Selon Mohamed Dahmane, l’IA peut aider à la détection de la manipulation d’images par l’IA
Lors de sa présentation intitulée « Contrer le deepfake : IA contre IA », présentée lors de la Journée Techno du CRIM sur la Désinformation à l’ère de l’intelligence artificielle, Mohamed Dahmane n’a pas hésité à prendre le taureau par les cornes. Selon lui en effet, pour détecter la manipulation des images grâce aux techniques de l’intelligence artificielle, rien de mieux que d’avoir recours à l’intelligence artificielle. Combattre le feu par le feu est de la plus grande efficacité. Retour sur la conférence de Mohamed Dahmane, chercheur au CRIM, pour en savoir plus sur les manières de lutter contre le deepfake grâce à l’intelligence artificielle.
Le premier constat de Mohamed Dahmane est qu’il est difficile pour un être humain de détecter le faux du vrai en matière d’images modifiées aussi appelées deepfakes. « Les chances de détection d’un deepfake par un être humain est de 57%. Cela signifie que 43% des individus se font manipuler », détaille-t-il. La modification des images ne date cependant pas d’hier. Une exposition au MET à New York montrait que la manipulation photographique remonte à l’invention-même de la technologie. « L’artifice fait partie intégrante du monde de l’art », rappelle Mohamed Dahmane.

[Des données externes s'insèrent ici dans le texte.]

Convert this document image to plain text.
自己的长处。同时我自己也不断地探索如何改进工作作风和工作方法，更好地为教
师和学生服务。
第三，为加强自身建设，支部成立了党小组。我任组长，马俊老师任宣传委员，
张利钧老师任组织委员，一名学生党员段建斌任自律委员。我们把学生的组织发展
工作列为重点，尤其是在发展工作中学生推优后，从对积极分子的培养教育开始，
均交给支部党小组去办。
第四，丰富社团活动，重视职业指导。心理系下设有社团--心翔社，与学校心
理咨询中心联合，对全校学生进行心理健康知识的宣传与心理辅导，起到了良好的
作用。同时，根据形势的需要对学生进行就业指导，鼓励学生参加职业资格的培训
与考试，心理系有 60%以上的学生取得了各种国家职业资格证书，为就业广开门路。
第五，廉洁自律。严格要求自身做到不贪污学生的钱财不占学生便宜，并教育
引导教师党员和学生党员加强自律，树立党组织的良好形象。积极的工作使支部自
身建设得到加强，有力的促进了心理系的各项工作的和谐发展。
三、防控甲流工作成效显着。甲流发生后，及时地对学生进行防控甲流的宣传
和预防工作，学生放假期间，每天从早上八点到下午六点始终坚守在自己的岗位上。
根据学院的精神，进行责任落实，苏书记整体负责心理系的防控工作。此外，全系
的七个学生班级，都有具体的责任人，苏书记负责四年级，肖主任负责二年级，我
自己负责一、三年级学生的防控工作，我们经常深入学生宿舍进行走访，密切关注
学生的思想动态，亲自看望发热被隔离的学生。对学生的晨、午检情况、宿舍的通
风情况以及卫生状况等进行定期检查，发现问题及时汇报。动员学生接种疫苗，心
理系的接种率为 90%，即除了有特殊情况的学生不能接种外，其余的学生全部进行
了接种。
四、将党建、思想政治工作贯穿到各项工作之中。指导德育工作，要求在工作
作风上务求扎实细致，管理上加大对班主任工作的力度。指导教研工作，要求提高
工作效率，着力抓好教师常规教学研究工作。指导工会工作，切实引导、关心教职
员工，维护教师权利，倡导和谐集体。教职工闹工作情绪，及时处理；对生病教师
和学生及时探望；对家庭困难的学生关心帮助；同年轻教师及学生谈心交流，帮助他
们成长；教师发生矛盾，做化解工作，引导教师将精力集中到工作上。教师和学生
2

Depuis l’arrivée du numérique, notamment avec l’apparition de programmes informatiques comme Adobe Pro, il est toutefois de plus en plus facile de modifier des images. Les techniques sont diverses et variées, allant du filtrage d’images au ralentissement de la vitesse de lecture de la vidéo, en passant par le Face2Face. « Depuis 2016, grâce à FaceSwap, il est possible de changer les visages dans une image pour créer un deepfake. En 2018, avec Glow et ProGAN, on peut aussi jouer sur la couleur de la peau, la texture du cheveu, etc. », détaille Mohamed Dahmane.
Afin de rendre plus compréhensible la création de deepfakes, Mohamed Dahmane revient sur ses mécanismes. « Deux paires d’autoencodeurs sont utilisés pour la compréhension des images. Entre les deux, on projette l’image dans un espace lattent ou caché. Il s’agit de décoder puis de reproduire l’image proche de celle de l’entrée. Si l’on entre les images par paires, on peut faire un embrayage », explique le chercheur. Autre possibilité pour créer des deepfakes : les Generative Adversial Networks appelés GAN. « Il s’agit ici d’optimiser la différence de pixels. Parce que les GAN alimentent le bruit de l’image, celle-ci est plus raffinée qu’avec les autoencodeurs », décrit-il.
L’époque contemporaine a vu se multiplier les images contrefaites : c’est l’ère du deepfake. « Ces images font du tort à la société et aux individus », affirme Mohamed Dahmane. Du point de vue de la société, les images modifiées sont des défis pour la démocratie dans la mesure où elles ont la capacité d’influencer le résultat des élections, par exemple. Du point de vue des individus, ces images sont des moyens de pression, de diffamation voire d’extorsion. Lors de procès judiciaires par exemple, il n’est pas rare qu’une image modifiée soit illégalement présentée comme preuve d’innocence. « Nous sommes à une époque où l’intelligence artificielle érode la preuve médiatique », confirme Mohamed Dahmane.
Si les méthodes traditionnelles de détection du vrai et du faux ne fonctionne plus en ce qui concerne les deepfakes, c’est parce que la qualité de l’image produite est grande. Il existe toutefois des méthodes d’avant-garde reposant sur l’intelligence artificielle qui permettent d’identifier ces deepfakes. « Il faut investir dans les médias forensics », déclare Mohamed Dahmane. Le but d’un tel investissement ? Rendre à la vidéo sa capacité de soutien aux décisions opérationnelles, maintenir un haut niveau de maîtrise des nouvelles techniques avancées de forgeages et protéger les données sensibles des organisations des menaces internes comme externes. Des programmes ont ainsi été mis en place : le DARPA aux États-Unis et le IDEeS au Canada.
Afin d’identifier si une image a été manipulée, il existe plusieurs méthodes. Dans un premier temps, il convient de catégoriser les manipulations visuelles : le copy move, le face swapping, l’inpainting, le splicing, etc. Deux approches existent en termes de détection de manipulations : la protection proactive et la détection passive. La protection proactive consiste à analyser la signature numérique de l’image ainsi que son watermark d’authentification. « S’il y a un résidu, c’est que l’image a été manipulée », explique Mohamed Dahmane. La détection passive consiste à analyser les délimitations des objets présents sur l’image pour voir s’il y a des incohérences. Partant, le CRIM emploie un système de contrôle des images qui allie différentes méthodes pour davantage d’efficacité.